A common metric for determining the anisotropy of a material with cubic symmetry is the Zener index [52] (or Zener ratio), which is defined by (16).

$$A=\frac{2G(1+\nu )}{E}$$

(16)

Isotropic materials have Zener index of one. The further from one, the more anisotropic the material. The Zener index has been calculated for the gyroid using the semi-empirical equations developed previously, and the results plotted in Figure 16.

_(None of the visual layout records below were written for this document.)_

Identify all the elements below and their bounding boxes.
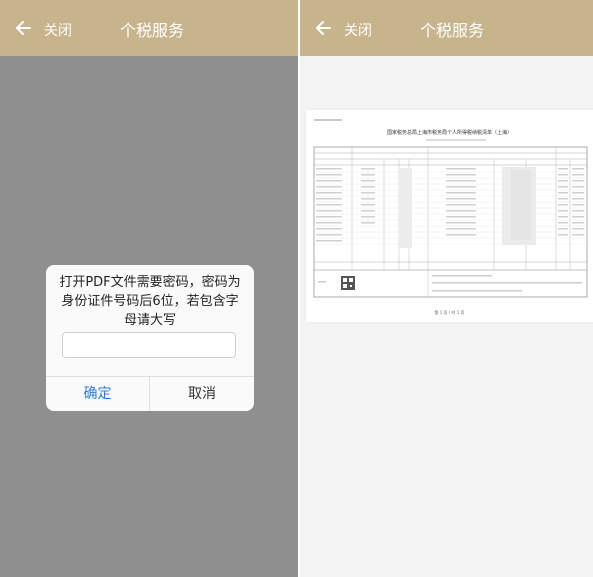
- confirm-button[interactable]: 确定: [46, 377, 150, 411]
- password-input[interactable]: [62, 332, 236, 358]
- dialog-button-row: 确定 取消: [46, 376, 254, 411]
- page-title: 个税服务: [120, 21, 185, 40]
- back-arrow-icon[interactable]: [14, 18, 34, 38]
- top-bar: 关闭 个税服务: [300, 0, 593, 56]
- qr-code: [341, 276, 355, 290]
- right-screen: 关闭 个税服务 国家税务总局上海市税务局个人所得税纳税清单（上海） 第 1 页 …: [300, 0, 593, 577]
- pdf-document[interactable]: 国家税务总局上海市税务局个人所得税纳税清单（上海） 第 1 页 / 共 1 页: [306, 110, 593, 322]
- password-dialog: 打开PDF文件需要密码，密码为身份证件号码后6位，若包含字母请大写 确定 取消: [46, 265, 254, 411]
- page-indicator: 第 1 页 / 共 1 页: [434, 310, 465, 315]
- back-arrow-icon[interactable]: [314, 18, 334, 38]
- dialog-message: 打开PDF文件需要密码，密码为身份证件号码后6位，若包含字母请大写: [59, 275, 241, 328]
- close-button[interactable]: 关闭: [44, 22, 72, 40]
- close-button[interactable]: 关闭: [344, 22, 372, 40]
- top-bar: 关闭 个税服务: [0, 0, 298, 56]
- left-screen: 关闭 个税服务 打开PDF文件需要密码，密码为身份证件号码后6位，若包含字母请大…: [0, 0, 298, 577]
- page-title: 个税服务: [420, 21, 485, 40]
- tax-table: [313, 119, 588, 298]
- cancel-button[interactable]: 取消: [150, 377, 254, 411]
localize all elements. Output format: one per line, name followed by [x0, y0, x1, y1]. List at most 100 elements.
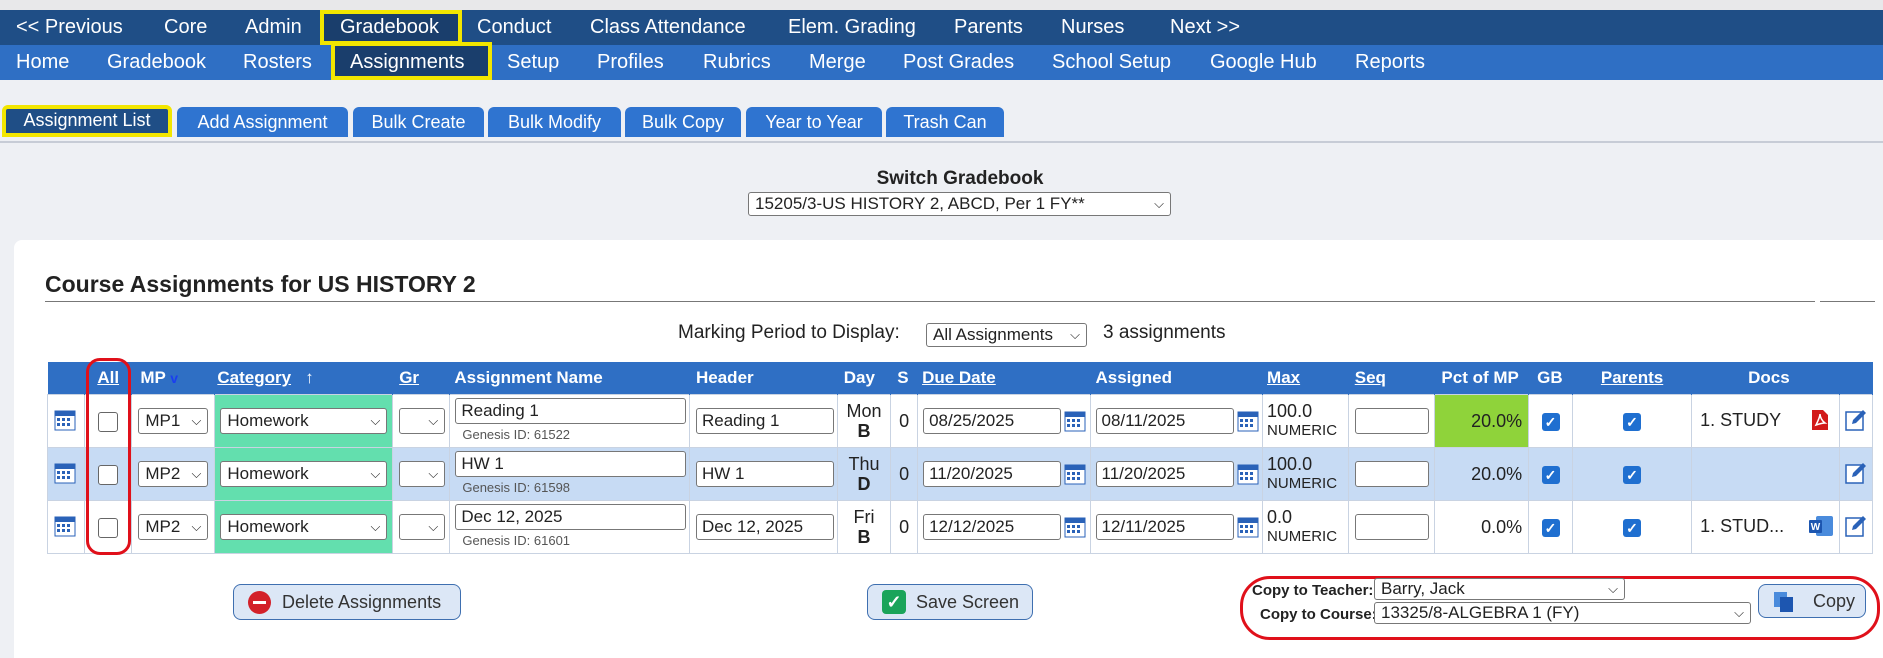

The figure shows that the gyroid’s Zener index varies with varying density, but that it remains close to one ($0.95\le A\le 1.25$). By comparison, some other cubically symmetric infills have been shown to exhibit Zener ratios above two [53]. It is clear, then, that the gyroid is very-nearly isotropic. This near isotropy greatly simplifies implementation of gyroids into design and optimization workflows.

5. Conclusions

A novel homogenization method has been developed whereby FEA can be utilized to determine effective elastic properties of 3D printed infills. By discretizing the infill’s unit cell and applying periodic boundaries, a prediction of the bulk elastic properties is made for a given relative density.

This method has been applied to the gyroid infill by performing a full suite of simulations. This allowed for generation of predictive data for the effective elastic properties at the full range of relative densities, using various base-materials. The FEA predictions have been verified using compression experiments whose results correspond well to the predicted behavior. At 50% nominal density, the error in longitudinal modulus is only 4% of neat modulus, which is less than the variation within the test results (5%). Finally, the FEA predictions have been used in order to inform semi-empirical equations, which can be used directly in designing parts using gyroid infill. These equations match the FEA predictions do a high degree of accuracy (0.44% error for the longitudinal modulus).

It is clear that a method of predicting homogeneous bulk properties of infills is an important component in optimal design using AM technology. The method presented here will likely be very useful in designing components using any of the complex 3D infills.